Another difference is the emphasis on professional development and exchange of fresh ideas. As a result, workshops play an important role in the four-day program. Besides giving a 25-minute performance at the opening day’s “Spotlight” concert on the afternoon of May 17, the Estonian women’s choir will be part of a workshop on Estonian choral music the following day.
Estonian leaders in Ottawa have been apprised of the choir’s arrival and are planning meetings and get-togethers with the Tartu University choir. However, the total event itself is of such significance, that it will draw greater attention to Canadian choral events on the part of Estonian-Canadians in the future. Already the Estonian Choral Federation has become a member of Choirs Ontario, the prime organizer of Podium 2012.

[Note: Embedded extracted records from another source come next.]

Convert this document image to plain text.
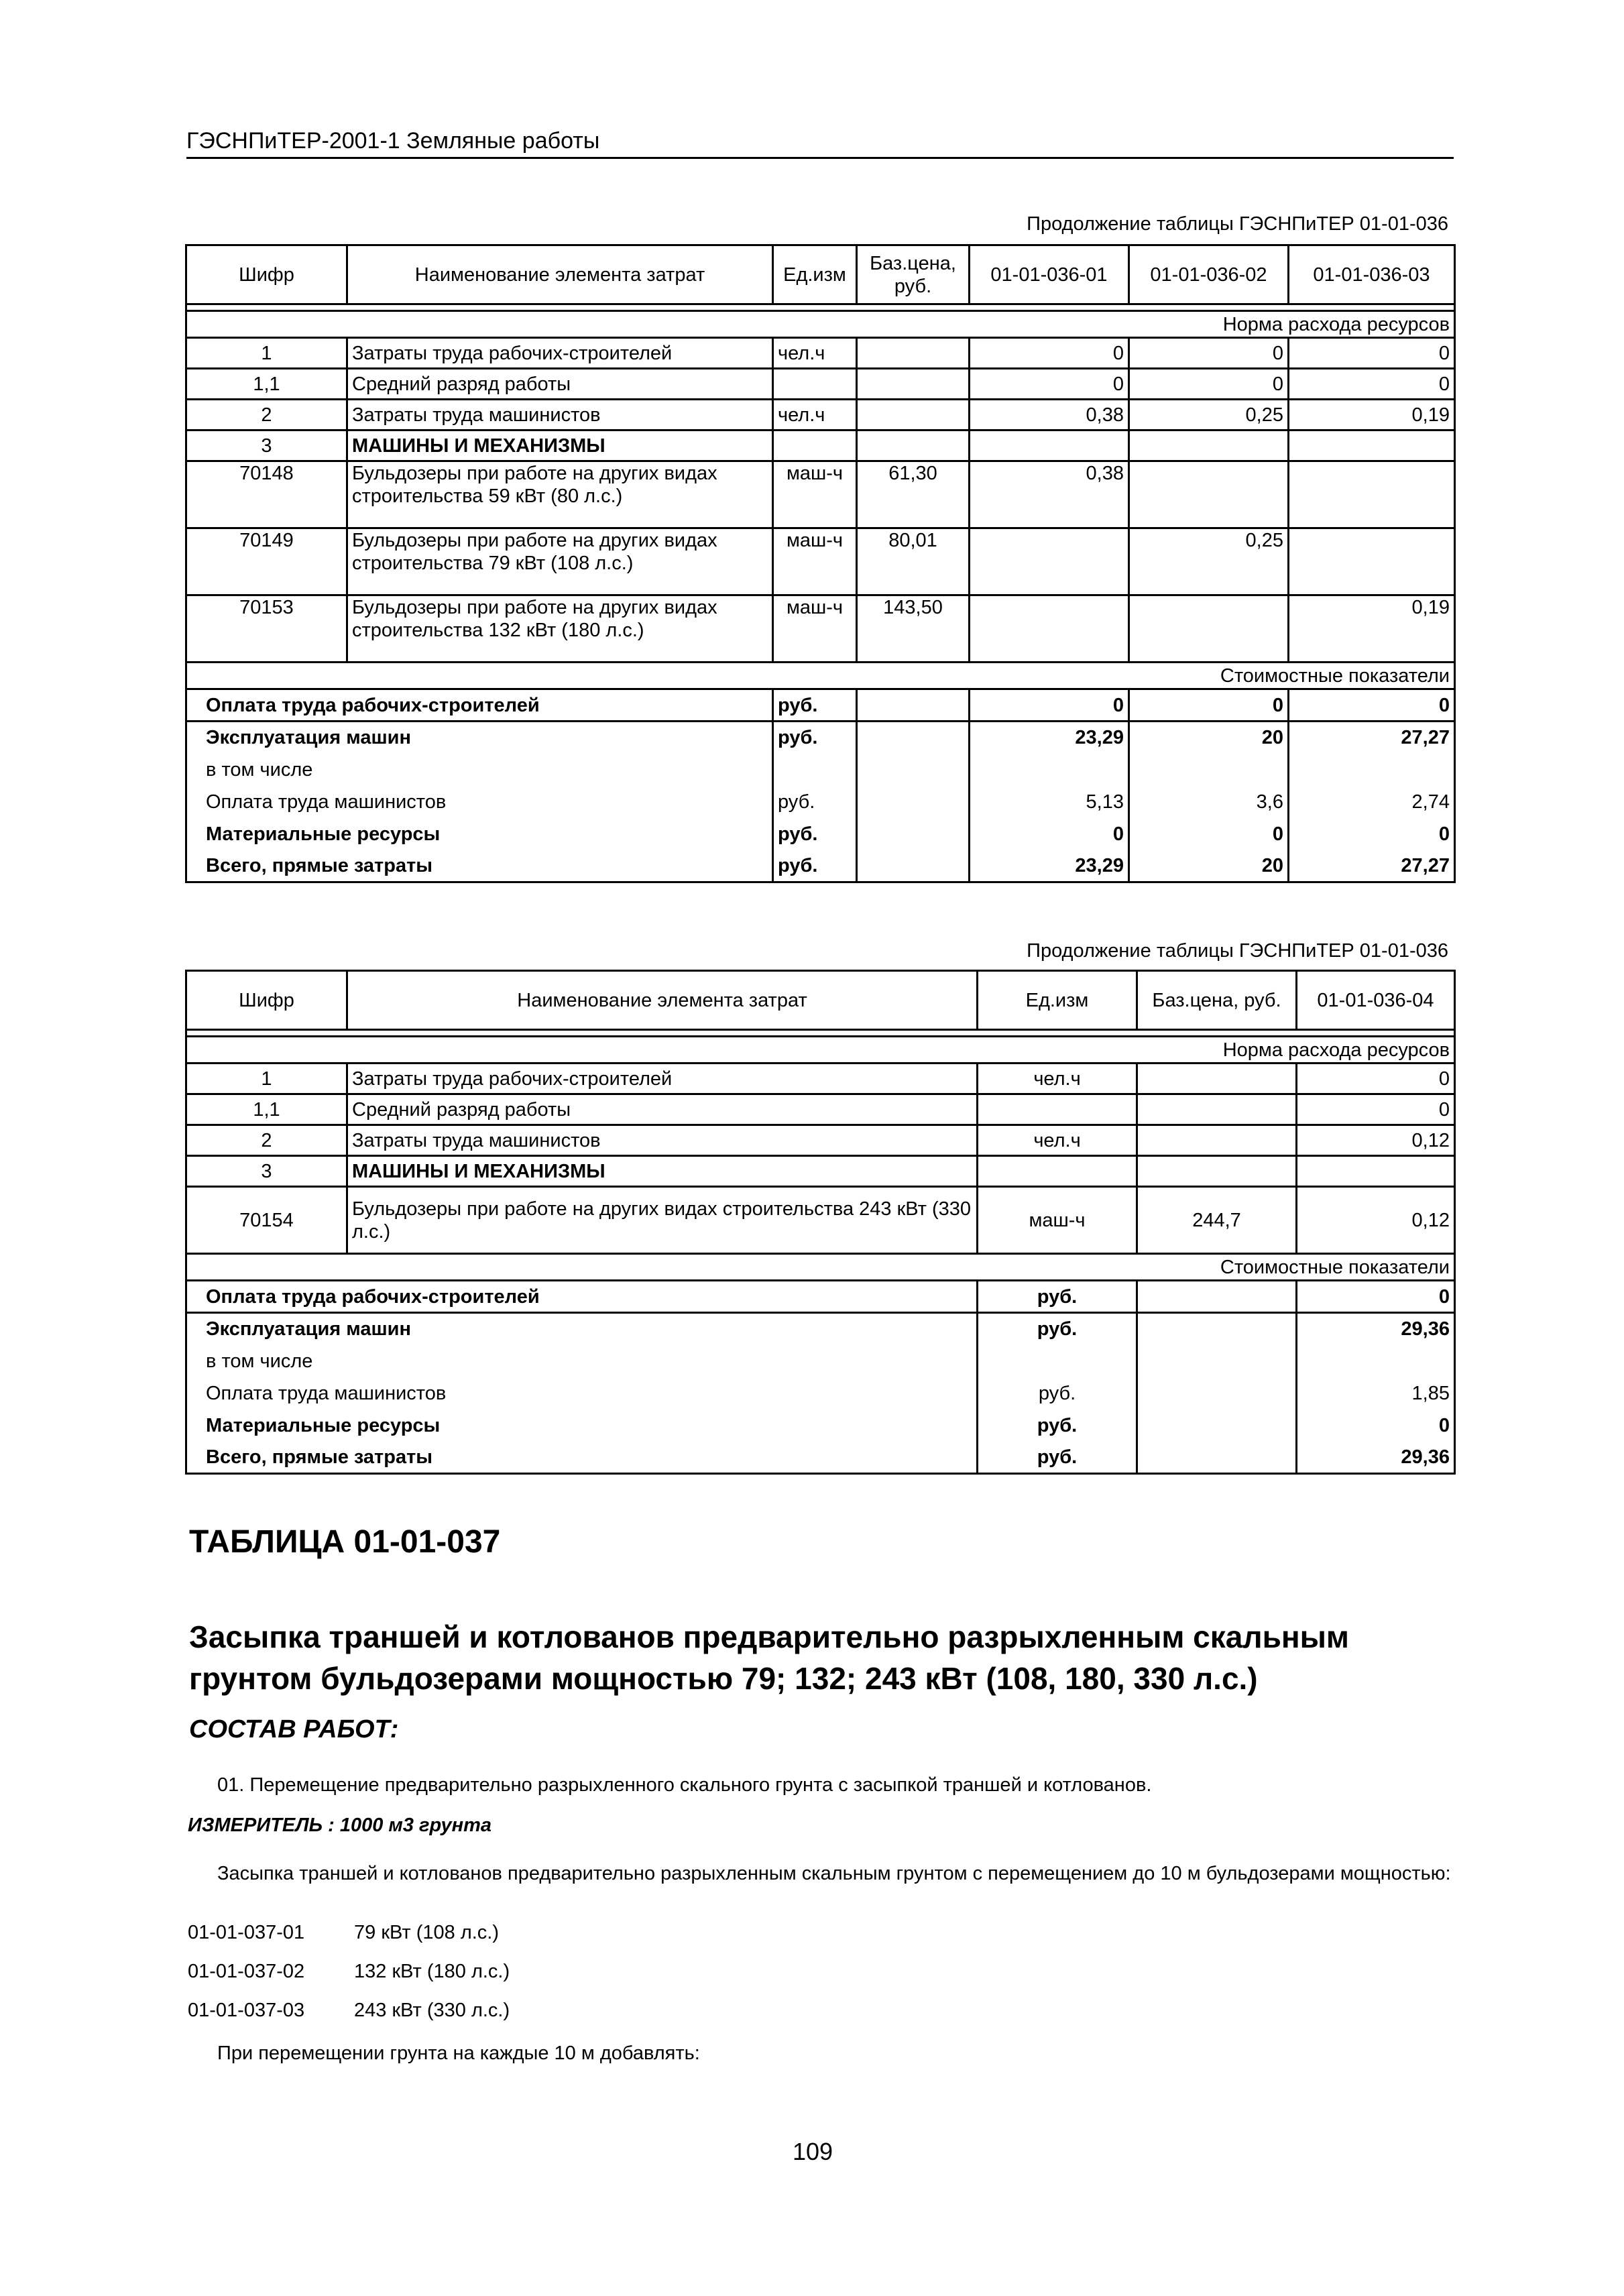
ГЭСНПиТЕР-2001-1 Земляные работы
Продолжение таблицы ГЭСНПиТЕР 01-01-036
Шифр	Наименование элемента затрат	Ед.изм	Баз.цена, руб.	01-01-036-01	01-01-036-02	01-01-036-03

Норма расхода ресурсов						
1	Затраты труда рабочих-строителей	чел.ч		0	0	0
1,1	Средний разряд работы			0	0	0
2	Затраты труда машинистов	чел.ч		0,38	0,25	0,19
3	МАШИНЫ И МЕХАНИЗМЫ					
70148	Бульдозеры при работе на других видах строительства 59 кВт (80 л.с.)	маш-ч	61,30	0,38		
70149	Бульдозеры при работе на других видах строительства 79 кВт (108 л.с.)	маш-ч	80,01		0,25	
70153	Бульдозеры при работе на других видах строительства 132 кВт (180 л.с.)	маш-ч	143,50			0,19
Стоимостные показатели						
Оплата труда рабочих-строителей		руб.		0	0	0
Эксплуатация машин		руб.		23,29	20	27,27
в том числе						
Оплата труда машинистов		руб.		5,13	3,6	2,74
Материальные ресурсы		руб.		0	0	0
Всего, прямые затраты		руб.		23,29	20	27,27
Продолжение таблицы ГЭСНПиТЕР 01-01-036
Шифр	Наименование элемента затрат	Ед.изм	Баз.цена, руб.	01-01-036-04

Норма расхода ресурсов				
1	Затраты труда рабочих-строителей	чел.ч		0
1,1	Средний разряд работы			0
2	Затраты труда машинистов	чел.ч		0,12
3	МАШИНЫ И МЕХАНИЗМЫ			
70154	Бульдозеры при работе на других видах строительства 243 кВт (330 л.с.)	маш-ч	244,7	0,12
Стоимостные показатели				
Оплата труда рабочих-строителей		руб.		0
Эксплуатация машин		руб.		29,36
в том числе				
Оплата труда машинистов		руб.		1,85
Материальные ресурсы		руб.		0
Всего, прямые затраты		руб.		29,36
ТАБЛИЦА 01-01-037
Засыпка траншей и котлованов предварительно разрыхленным скальным грунтом бульдозерами мощностью 79; 132; 243 кВт (108, 180, 330 л.с.)
СОСТАВ РАБОТ:
01. Перемещение предварительно разрыхленного скального грунта с засыпкой траншей и котлованов.
ИЗМЕРИТЕЛЬ : 1000 м3 грунта
Засыпка траншей и котлованов предварительно разрыхленным скальным грунтом с перемещением до 10 м бульдозерами мощностью:
01-01-037-01	79 кВт (108 л.с.)
01-01-037-02	132 кВт (180 л.с.)
01-01-037-03	243 кВт (330 л.с.)
При перемещении грунта на каждые 10 м добавлять:
109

Two more highlights on Podium’s menu: opening Gala Concert on the evening of opening day, featuring a choir of 120 voices in a performance of Missa Gaia and the Elmer Iseler Singers, one of Canada’s top professional chamber choirs.
It is satisfying to note that the 2012 celebration will be the first Podium in both official languages, a must for an event in the nation’s capital. However, according to Elizabeth Shannon, executive director of Choirs Ontario and prime organizer of the big event, the Estonian choir’s participation is also special.

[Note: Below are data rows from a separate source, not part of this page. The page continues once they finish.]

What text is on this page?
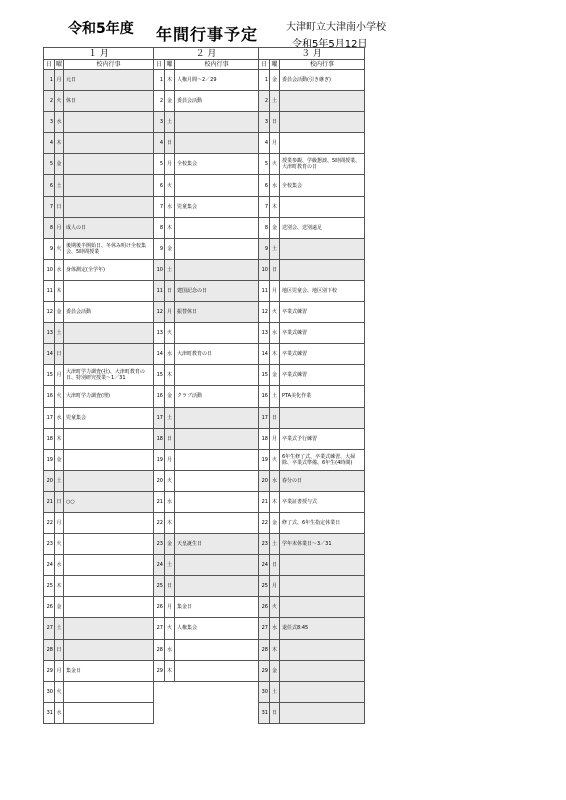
令和5年度 年間行事予定	大津町立大津南小学校
令和5年5月12日
１ 月		
日	曜	校内行事
1	月	元日
2	火	休日
3	水	
4	木	
5	金	
6	土	
7	日	
8	月	成人の日
9	火	後期後半開始日、冬休み明け全校集会、5時間授業
10	水	身体測定(全学年)
11	木	
12	金	委員会活動
13	土	
14	日	
15	月	大津町学力調査(社)、大津町教育の日、特別研究授業～1／31
16	火	大津町学力調査(理)
17	水	児童集会
18	木	
19	金	
20	土	
21	日	○○
22	月	
23	火	
24	水	
25	木	
26	金	
27	土	
28	日	
29	月	集金日
30	火	
31	水	
２ 月		
日	曜	校内行事
1	木	人権月間～2／29
2	金	委員会活動
3	土	
4	日	
5	月	全校集会
6	火	
7	水	児童集会
8	木	
9	金	
10	土	
11	日	建国記念の日
12	月	振替休日
13	火	
14	水	大津町教育の日
15	木	
16	金	クラブ活動
17	土	
18	日	
19	月	
20	火	
21	水	
22	木	
23	金	天皇誕生日
24	土	
25	日	
26	月	集金日
27	火	人権集会
28	水	
29	木	

３ 月		
日	曜	校内行事
1	金	委員会活動(引き継ぎ)
2	土	
3	日	
4	月	
5	火	授業参観、学級懇談、5時間授業、大津町教育の日
6	水	全校集会
7	木	
8	金	送別会、送別遠足
9	土	
10	日	
11	月	地区児童会、地区別下校
12	火	卒業式練習
13	水	卒業式練習
14	木	卒業式練習
15	金	卒業式練習
16	土	PTA美化作業
17	日	
18	月	卒業式予行練習
19	火	6年生修了式、卒業式練習、大掃除、卒業式準備、6年生(4時間)
20	水	春分の日
21	木	卒業証書授与式
22	金	修了式、6年生指定休業日
23	土	学年末休業日～3／31
24	日	
25	月	
26	火	
27	水	退任式8:45
28	木	
29	金	
30	土	
31	日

“We are delighted to have an overseas choir for the first time ever.
This coincides with the contribution of Estonian-Canadians to Canada.”
The trip to Ottawa follows on the heels of the main concert by the women’s choir in Toronto, which is to be held on Tuesday, May 15 at 7.30 p.m. at Trinity-St. Paul’s United Church, home of Tafelmusik and only three short blocks west of Tartu College on Bloor, one of the Estonian community’s cultural centres in the city.
A novel and totally different approach to choral music will be presented by the women’s choir as part of the Spring Festival at the Toronto Estonian House on the early evening of Saturday, May 12. The movements, created by stage director Anne Türnpu, have received acclaim all over Estonia, particularly at a recent performance in Tartu’s famous Vanemuine Theatre. The choir’s musical director is the prize-winning conductor Triin Koch.
So, from Toronto to Ottawa, the University of Tartu Academic Female Choir will create excitement wherever it goes, bringing the intensity and passion of Estonian choral music – Arvo Pärt, Veljo Tormis, Ester Mägi and others – to listeners of various cultures.
In the word’s of Podium’s Elizabeth Shannon: “Welcome to Podium 2012 and its enlightening workshops and inspiring concerts!”
And we say: “Tere tulemast, Tartu Ülikooli Akadeemiline Naiskoor!”